Faulkner's masterpiece is a good counter-balance to Waters's thriller.  Faulkner's story unfolds in a swirling mess of narrative asides, parentheses, and re-tellings.  The whirl-pool spins and spins, touching only the edges of the story before sucking you in, down to the bottom where it all rests.  But Waters's linearly (if unreliably) narrated story of memory and place is complemented by Faulkner's drastically un-linear narrative.  Faulkner's maelstrom mimics the storytelling in our own lives.  His text alternately remembers, forgets, and repeats, just as we do so often.  

The ghosts haunting each story may only be the shadows of regret, our yearning for the past, or the inner-selves we repress in the light of society - but that's not going to stop you from looking a little differently at that darkened closet the next time you shut your eyes.

So, with great pleasure I heartily recommend both books!  And would love to hear from anyone else who's read either one.

Cheerio!

Wednesday, June 10, 2009

The Power of Sympathy*




E.M. Forster’s Howards End puts me in a typical quandry.


Either I:

A.) Admit my initial impressions that this is a very engaging book that takes a rather progressive woman’s perspective; that this book advocates for women and gender equality - only to have it later pointed out to me that my impressions are incredibly wrong and the book is in fact a sexist attempt by a manipulative man to forward his own patriarchal agenda by making it 
seem like the woman’s perspective.

Or

B.) Wait to express any opinion until I’ve read the “established” opinions of other scholars – then draw my own conclusions, which, invariably are heavily influenced by the things I’ve read.

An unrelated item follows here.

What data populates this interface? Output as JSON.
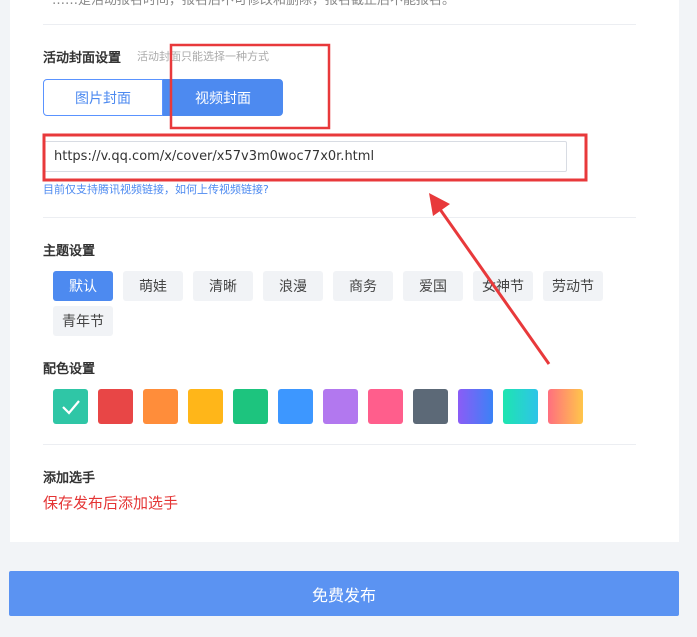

Which brings up the point that I am, unfortunately, the world’s most sympathetic reader.  My friends and colleagues have been quick to point out that this is a virtue, not a vice, but existing in the competitive world of English Graduate Studies, it’s hard to convince myself.  When everyone else shows up with their articles eviscerated by scrawling, angry denunciations, it’s hard to look at one’s own carefully highlighted copy and not feel that you’ve been had.  “Actually, that just means that you’re not a dick,” says one helpful friend, “trying to make your own reputation by skewering others without actually giving their arguments a fair hearing.”

“You’re a generous reader, and I encourage and appreciate your generous readings...” says Michael Levenson, as I try to find a way to rescue “Melanctha” from the pits of utter racism (maybe it’s actually about the problem of a limited vocabulary – we’re all necessarily racist when we only have so many ways of referring to each other.  Maybe it’s actually Stein’s way of begging for a more nuanced form of language!) “...but no.  I think in this case it’s safe to say that this is a racist text.”

Well, for what it’s worth, I think it’s nice that Forster gives voice to the double standard, that the heroine flat-out tells her husband “you’re using a double standard when judging your sexuality and my sister’s.”  And I guess you could say that 
Howards End is all about what to do with these new women who quite literally leave their father’s house to find one of their own?  The back of my cheap-o Vintage Paperback edition has a quote from Lionel Trilling that says, essentially, who will inherit England?  Will it be the artistic, the bold, or the conventional?

Ultimately, I’m afraid to say that I don’t really care.  
Howards End was a wonderful read, and I believe it’s  a wonderful book, but it didn’t move me to want to explore its themes the way other books have.  Maybe it’s the simple fact that it takes place in England, and I’m so hopelessly mired in my fascination of all things American right now.



Maybe it’s that I finished the book two weeks ago and its joys have already been usurped by Frank Norris’s The Pit

I quite simply don’t have much to say about it – but check back tomorrow when I’ll have read other people’s opinions about the book and, not doubt, have decided that it’s an endlessly fascinating piece of work about why men should take back England from the hysterical women who are running it into the ground.

Cheers!


*Shout-out to all you 18th Century American Novel buffs!